Another source of frustration comes from an underlying denial that an asset is not as commercially attractive as the innovator believes.
As a licensing consultant, it is very difficult to tell a client that the market has spoken and the market is not interested in their asset, for whatever reason (i.e., not innovative enough, not enough data, too expensive to develop, safety concerns, etc.).
It’s as if they come from Lake Wobegon, where all licensing candidates are above average.
In fact, we run into this issue a lot with our business development audits.
And it’s hard…really hard to tell someone their asset is not what they think it is.
Harder still is when that CEO has to face his or her Board.
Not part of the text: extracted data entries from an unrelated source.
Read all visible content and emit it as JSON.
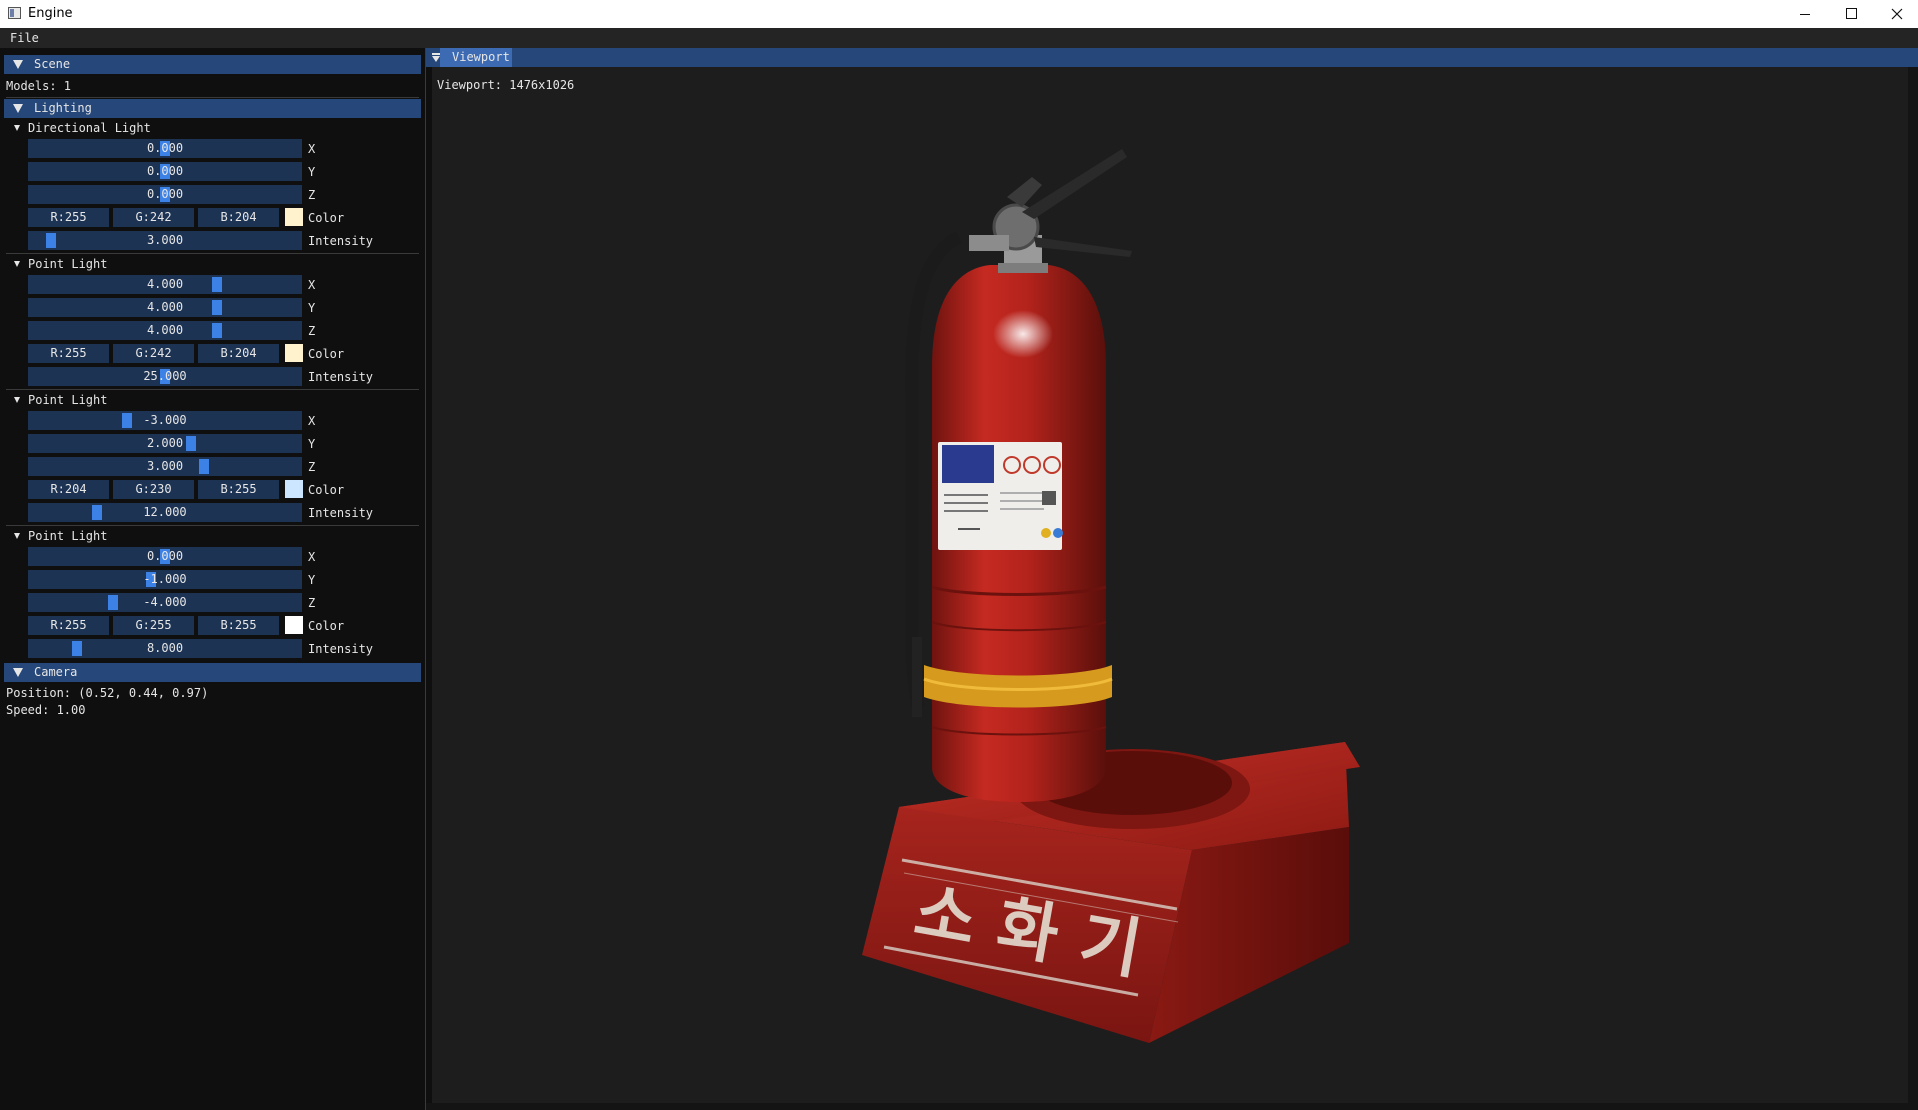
{
  "window": {
    "title": "Engine"
  },
  "menu": {
    "file": "File"
  },
  "scene": {
    "header": "Scene",
    "models": "Models: 1",
    "lighting_header": "Lighting",
    "lights": [
      {
        "title": "Directional Light",
        "x": "0.000",
        "y": "0.000",
        "z": "0.000",
        "r": "R:255",
        "g": "G:242",
        "b": "B:204",
        "color": "#fff2cc",
        "intensity": "3.000",
        "labels": {
          "x": "X",
          "y": "Y",
          "z": "Z",
          "color": "Color",
          "intensity": "Intensity"
        }
      },
      {
        "title": "Point Light",
        "x": "4.000",
        "y": "4.000",
        "z": "4.000",
        "r": "R:255",
        "g": "G:242",
        "b": "B:204",
        "color": "#fff2cc",
        "intensity": "25.000",
        "labels": {
          "x": "X",
          "y": "Y",
          "z": "Z",
          "color": "Color",
          "intensity": "Intensity"
        }
      },
      {
        "title": "Point Light",
        "x": "-3.000",
        "y": "2.000",
        "z": "3.000",
        "r": "R:204",
        "g": "G:230",
        "b": "B:255",
        "color": "#cce6ff",
        "intensity": "12.000",
        "labels": {
          "x": "X",
          "y": "Y",
          "z": "Z",
          "color": "Color",
          "intensity": "Intensity"
        }
      },
      {
        "title": "Point Light",
        "x": "0.000",
        "y": "-1.000",
        "z": "-4.000",
        "r": "R:255",
        "g": "G:255",
        "b": "B:255",
        "color": "#ffffff",
        "intensity": "8.000",
        "labels": {
          "x": "X",
          "y": "Y",
          "z": "Z",
          "color": "Color",
          "intensity": "Intensity"
        }
      }
    ],
    "camera_header": "Camera",
    "camera_position": "Position: (0.52, 0.44, 0.97)",
    "camera_speed": "Speed: 1.00"
  },
  "viewport": {
    "tab": "Viewport",
    "info": "Viewport: 1476x1026",
    "base_text": "소 화 기"
  },
  "colors": {
    "header": "#26477a",
    "slider_bg": "#1c3354",
    "grab": "#3c82e6",
    "extinguisher": "#b3231c"
  }
}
Denial, disbelief, and blame inevitably ensue.
Is This A Good Thing?
Like most things, it’s relative.
If you are that CEO with 6 months cash and no chance of additional financing without a Milestone-heavy licensing deal, then it most definitely is not a good thing.
However, if the vetting process takes a long time because companies want to be absolutely sure (well, as sure as they can be) about an opportunity, then it is a good thing.
Patient due diligence will reduce risk, identify potential speed bumps, and identify areas where more data (and hence, cash) are needed.
This can result in a lengthy process, but one which can yield better, safer, more effective therapies on the market.
What To Do?
We’ve made suggestions in the past (and here) on key areas companies can improve when out-licensing. Some of them are fairly basic, like having data-driven market opportunity assessments and forecasts.
But fundamentally, it is simply a rare occurrence when a licensing process can be completed in 6 months.
These things take time, irrespective of the quality of the asset or the presentation, or what the press is saying about the next “hot” technology.
If your asset/opportunity is truly remarkable, then a partner can be found.
It just takes time, and you (and your Board) should be prepared for this lengthy process to unfold.